I’m the latter, most definitely. There’s a lot of merit in following recipes to the letter, especially the first time you cook something, but making and creating your own family classics is fairly simple and just requires a little practice, confidence and creativity.
Step 1 – Get inspired!
Rummage through your cookbooks, pick up a few cooking magazines, watch some cooking shows on TV, eat out at restaurants, dine regularly at friends’ houses. Inspiration is everywhere. Especially at the supermarket! I’m not a fantastic meal planner, so often I’ll go to the shops and see what’s fresh, what’s new, what looks fantastic and what makes me want to cook it.

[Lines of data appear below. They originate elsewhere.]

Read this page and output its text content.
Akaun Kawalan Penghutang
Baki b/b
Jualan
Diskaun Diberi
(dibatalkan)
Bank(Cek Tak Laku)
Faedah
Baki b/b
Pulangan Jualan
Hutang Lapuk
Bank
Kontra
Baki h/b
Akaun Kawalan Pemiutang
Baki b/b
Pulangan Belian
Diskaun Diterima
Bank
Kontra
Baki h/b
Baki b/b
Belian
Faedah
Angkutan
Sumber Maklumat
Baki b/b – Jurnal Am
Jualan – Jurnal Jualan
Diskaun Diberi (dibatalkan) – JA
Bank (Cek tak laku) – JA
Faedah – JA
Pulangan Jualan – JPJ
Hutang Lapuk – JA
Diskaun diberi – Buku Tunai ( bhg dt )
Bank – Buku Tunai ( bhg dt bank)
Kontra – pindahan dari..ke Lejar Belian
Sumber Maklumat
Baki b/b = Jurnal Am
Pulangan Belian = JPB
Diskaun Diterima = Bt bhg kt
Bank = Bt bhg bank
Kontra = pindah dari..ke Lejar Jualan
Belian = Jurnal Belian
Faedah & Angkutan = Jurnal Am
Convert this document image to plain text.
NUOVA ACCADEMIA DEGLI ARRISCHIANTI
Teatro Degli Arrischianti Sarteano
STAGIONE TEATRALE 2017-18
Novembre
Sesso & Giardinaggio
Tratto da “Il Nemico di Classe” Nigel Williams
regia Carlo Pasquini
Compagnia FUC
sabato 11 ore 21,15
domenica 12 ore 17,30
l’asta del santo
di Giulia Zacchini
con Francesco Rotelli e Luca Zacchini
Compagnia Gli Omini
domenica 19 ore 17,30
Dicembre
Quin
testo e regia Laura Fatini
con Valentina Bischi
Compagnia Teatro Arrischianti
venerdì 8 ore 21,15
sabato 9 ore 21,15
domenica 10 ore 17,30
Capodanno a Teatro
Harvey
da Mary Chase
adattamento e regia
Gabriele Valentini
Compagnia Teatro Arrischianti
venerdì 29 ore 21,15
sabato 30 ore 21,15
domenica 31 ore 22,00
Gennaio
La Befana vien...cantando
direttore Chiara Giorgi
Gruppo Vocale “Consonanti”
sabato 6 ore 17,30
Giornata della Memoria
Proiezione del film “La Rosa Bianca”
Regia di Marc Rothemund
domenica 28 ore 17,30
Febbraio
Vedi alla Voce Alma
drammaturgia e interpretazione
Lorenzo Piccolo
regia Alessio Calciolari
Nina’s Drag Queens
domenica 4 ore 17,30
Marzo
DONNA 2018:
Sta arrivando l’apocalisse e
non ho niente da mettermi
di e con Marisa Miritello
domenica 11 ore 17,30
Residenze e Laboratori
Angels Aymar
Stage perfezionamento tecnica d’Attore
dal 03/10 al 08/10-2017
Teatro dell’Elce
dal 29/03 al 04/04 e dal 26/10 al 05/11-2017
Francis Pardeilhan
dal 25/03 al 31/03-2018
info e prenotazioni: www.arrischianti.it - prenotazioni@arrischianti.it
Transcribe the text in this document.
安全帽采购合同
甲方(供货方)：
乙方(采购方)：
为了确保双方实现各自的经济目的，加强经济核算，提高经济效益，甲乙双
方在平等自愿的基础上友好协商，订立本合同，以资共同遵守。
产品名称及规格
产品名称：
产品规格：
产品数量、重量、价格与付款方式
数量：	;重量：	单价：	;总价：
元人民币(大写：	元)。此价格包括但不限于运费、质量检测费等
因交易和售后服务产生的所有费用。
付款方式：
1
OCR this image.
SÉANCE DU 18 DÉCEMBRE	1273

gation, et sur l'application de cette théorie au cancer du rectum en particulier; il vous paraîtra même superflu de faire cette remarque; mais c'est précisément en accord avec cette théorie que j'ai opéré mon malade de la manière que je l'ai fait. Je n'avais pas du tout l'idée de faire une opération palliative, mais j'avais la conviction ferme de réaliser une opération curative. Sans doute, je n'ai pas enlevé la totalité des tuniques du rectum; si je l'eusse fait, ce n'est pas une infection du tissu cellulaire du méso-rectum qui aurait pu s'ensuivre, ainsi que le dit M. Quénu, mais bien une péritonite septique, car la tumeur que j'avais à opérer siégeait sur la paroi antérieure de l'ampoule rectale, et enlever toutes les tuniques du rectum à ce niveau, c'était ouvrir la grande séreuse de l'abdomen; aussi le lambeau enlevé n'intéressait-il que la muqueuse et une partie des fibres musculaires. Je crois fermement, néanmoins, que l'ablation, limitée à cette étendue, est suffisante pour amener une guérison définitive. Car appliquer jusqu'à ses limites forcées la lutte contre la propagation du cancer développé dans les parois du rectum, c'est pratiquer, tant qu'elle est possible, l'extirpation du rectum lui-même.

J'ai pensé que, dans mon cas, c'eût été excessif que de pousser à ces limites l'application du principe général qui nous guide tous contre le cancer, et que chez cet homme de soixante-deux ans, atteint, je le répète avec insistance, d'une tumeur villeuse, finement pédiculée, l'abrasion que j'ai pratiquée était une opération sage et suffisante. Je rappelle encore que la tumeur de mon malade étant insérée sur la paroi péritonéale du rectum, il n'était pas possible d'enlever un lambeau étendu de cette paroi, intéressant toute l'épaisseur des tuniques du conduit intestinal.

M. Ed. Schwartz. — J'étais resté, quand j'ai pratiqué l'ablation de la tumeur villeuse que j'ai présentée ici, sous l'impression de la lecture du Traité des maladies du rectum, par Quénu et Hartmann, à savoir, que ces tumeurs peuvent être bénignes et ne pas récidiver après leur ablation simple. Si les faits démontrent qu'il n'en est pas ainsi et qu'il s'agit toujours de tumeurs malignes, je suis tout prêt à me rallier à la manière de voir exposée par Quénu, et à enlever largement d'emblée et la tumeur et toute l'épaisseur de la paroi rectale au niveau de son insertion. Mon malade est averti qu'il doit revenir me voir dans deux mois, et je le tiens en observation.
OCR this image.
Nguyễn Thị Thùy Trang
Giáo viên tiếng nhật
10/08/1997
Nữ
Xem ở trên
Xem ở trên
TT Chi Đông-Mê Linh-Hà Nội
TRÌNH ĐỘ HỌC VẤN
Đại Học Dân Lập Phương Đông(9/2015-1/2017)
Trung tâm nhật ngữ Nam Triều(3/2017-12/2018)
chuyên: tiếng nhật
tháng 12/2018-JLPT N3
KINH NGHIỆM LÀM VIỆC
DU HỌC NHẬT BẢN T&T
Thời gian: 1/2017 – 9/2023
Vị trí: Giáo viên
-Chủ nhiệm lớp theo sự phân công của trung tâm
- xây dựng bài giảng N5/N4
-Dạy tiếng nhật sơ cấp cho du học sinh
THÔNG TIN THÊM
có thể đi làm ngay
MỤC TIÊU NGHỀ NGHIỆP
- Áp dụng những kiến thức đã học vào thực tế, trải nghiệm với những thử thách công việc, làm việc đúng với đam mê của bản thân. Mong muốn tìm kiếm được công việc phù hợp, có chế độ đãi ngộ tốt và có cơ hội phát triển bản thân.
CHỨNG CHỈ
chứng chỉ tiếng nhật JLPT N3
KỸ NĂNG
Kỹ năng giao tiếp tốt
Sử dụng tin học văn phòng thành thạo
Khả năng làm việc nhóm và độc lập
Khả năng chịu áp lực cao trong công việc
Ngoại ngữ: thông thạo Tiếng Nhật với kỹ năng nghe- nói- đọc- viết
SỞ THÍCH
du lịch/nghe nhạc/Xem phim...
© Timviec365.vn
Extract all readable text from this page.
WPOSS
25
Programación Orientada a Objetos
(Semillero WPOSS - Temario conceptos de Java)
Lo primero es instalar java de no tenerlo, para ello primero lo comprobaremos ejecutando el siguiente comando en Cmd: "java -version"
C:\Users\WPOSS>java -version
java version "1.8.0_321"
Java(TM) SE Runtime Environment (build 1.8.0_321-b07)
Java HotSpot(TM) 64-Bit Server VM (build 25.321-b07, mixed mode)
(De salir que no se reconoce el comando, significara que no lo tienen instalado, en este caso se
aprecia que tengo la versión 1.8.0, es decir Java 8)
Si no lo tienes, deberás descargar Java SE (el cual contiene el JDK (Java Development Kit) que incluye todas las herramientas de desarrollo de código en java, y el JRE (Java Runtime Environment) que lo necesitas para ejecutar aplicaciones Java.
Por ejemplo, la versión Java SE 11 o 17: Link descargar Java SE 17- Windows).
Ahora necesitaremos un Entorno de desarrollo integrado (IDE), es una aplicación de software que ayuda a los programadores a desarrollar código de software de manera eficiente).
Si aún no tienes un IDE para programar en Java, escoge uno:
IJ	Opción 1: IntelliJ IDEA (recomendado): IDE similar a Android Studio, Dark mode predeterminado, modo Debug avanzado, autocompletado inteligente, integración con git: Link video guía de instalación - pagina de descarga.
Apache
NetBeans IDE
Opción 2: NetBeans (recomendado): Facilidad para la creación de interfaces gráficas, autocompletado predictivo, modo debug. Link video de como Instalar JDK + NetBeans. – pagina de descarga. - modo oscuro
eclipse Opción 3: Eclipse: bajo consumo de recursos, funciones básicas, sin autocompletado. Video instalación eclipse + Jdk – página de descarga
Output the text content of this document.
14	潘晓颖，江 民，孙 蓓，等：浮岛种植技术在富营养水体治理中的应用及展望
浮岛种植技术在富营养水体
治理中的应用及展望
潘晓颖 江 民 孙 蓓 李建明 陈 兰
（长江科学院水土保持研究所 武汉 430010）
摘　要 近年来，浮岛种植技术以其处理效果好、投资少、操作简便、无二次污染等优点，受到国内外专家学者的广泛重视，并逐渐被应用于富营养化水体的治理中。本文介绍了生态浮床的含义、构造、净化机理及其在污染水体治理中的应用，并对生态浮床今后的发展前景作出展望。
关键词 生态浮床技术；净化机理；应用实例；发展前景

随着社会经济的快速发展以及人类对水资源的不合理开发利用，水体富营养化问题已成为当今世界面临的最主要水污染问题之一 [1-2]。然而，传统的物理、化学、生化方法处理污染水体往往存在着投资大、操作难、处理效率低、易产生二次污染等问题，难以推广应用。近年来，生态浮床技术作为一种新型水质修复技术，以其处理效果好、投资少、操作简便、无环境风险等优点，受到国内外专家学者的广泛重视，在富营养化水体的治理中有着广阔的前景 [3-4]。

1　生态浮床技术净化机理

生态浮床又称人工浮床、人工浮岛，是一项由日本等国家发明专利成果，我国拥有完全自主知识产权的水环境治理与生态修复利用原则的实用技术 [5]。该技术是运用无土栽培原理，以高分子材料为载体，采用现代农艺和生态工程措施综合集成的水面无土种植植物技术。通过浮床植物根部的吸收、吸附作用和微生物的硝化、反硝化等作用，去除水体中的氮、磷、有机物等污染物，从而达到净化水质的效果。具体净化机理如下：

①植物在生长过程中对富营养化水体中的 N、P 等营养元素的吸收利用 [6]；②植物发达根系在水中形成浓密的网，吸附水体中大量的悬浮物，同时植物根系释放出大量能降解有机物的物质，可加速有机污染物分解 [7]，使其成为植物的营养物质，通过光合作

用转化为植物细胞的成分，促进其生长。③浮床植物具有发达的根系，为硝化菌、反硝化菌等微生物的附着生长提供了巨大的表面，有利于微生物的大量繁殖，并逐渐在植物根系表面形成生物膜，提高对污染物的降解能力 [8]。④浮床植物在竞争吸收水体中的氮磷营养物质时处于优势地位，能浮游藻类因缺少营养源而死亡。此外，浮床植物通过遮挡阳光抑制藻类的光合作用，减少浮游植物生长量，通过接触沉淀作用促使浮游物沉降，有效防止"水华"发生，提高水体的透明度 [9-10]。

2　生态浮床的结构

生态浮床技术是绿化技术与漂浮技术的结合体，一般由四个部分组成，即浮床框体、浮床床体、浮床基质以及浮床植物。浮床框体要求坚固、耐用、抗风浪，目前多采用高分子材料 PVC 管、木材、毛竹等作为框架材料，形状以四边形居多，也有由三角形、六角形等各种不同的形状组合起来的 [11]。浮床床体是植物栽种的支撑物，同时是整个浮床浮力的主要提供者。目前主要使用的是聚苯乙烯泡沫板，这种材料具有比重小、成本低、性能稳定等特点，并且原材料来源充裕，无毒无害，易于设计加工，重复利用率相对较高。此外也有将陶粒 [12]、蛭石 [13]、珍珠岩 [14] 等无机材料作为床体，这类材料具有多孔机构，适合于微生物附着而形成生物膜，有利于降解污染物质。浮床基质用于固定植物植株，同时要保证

It might start with spotting a particular cut of meat on special, or noticing that there is an abundance of a particular vegetable that’s selling quite cheap. I then start to build the meal around that one item.
Step 2 – Build your idea
You’ve got your core ingredient. What will go with it? How will you cook it? Lots of things influence this such as the weather (cold, hot, sticky), the availability and seasonality of produce and also how you want the food to make you feel when you eat it. You might like to feel warm and comforted so you might choose some cheap, slow cooking meat, lots of root vegetables, warming spices such as chilli, ginger and cinnamon and you’ll throw it all in a big cast iron pot or a slow cooker to bubble away for hours. You might like to feel light and refreshed so you’ll pick up some corn, tomatoes, crunchy lettuce, limes, fish and some wraps.
Step 3 – Be confident
You’ve cooked so many things before, so you know that you’ve got the skills to cook a piece of meat or build a flavour profile with onions, carrots and celery. Think of how you’ve done things previously and apply them to your current meal. Use your past experiences to guide you now. Just let go and cook. If it doesn’t work out, it’s no big deal. It’s just one meal. Don’t let it discourage you, keep trying and you will certainly come up with something amazing and original.
Step 4 – Record it!
I’ve discovered the best way to remember quantities and the steps you used when coming up with a new dish is to have a little notepad and pen nearby and a camera. It could even just be your camera phone. Writing down too many things can really be time consuming and when everything is on the go, there’s often no opportunity to accurately write down what is happening. Taking quick snapshots along the way is a visual reminder about how you did things and I use the notepad to quickly scribble down quantities if I think I’ll forget. Then later (on the same day if possible, so that it’s fresh in your memory), go through the photos and write it down properly.
The benefit of recording your recipes is that you can keep them all in a file on your computer, or you can print them off or even blog them. They are then a quick reference point for future inspiration or can be easily passed on to others if they’ve enjoyed your food.
I hope that this has been a helpful list and I’d love to hear from anyone who has stepped out of their recipe-following comfort zone and gotten creative in the kitchen! Happy cooking!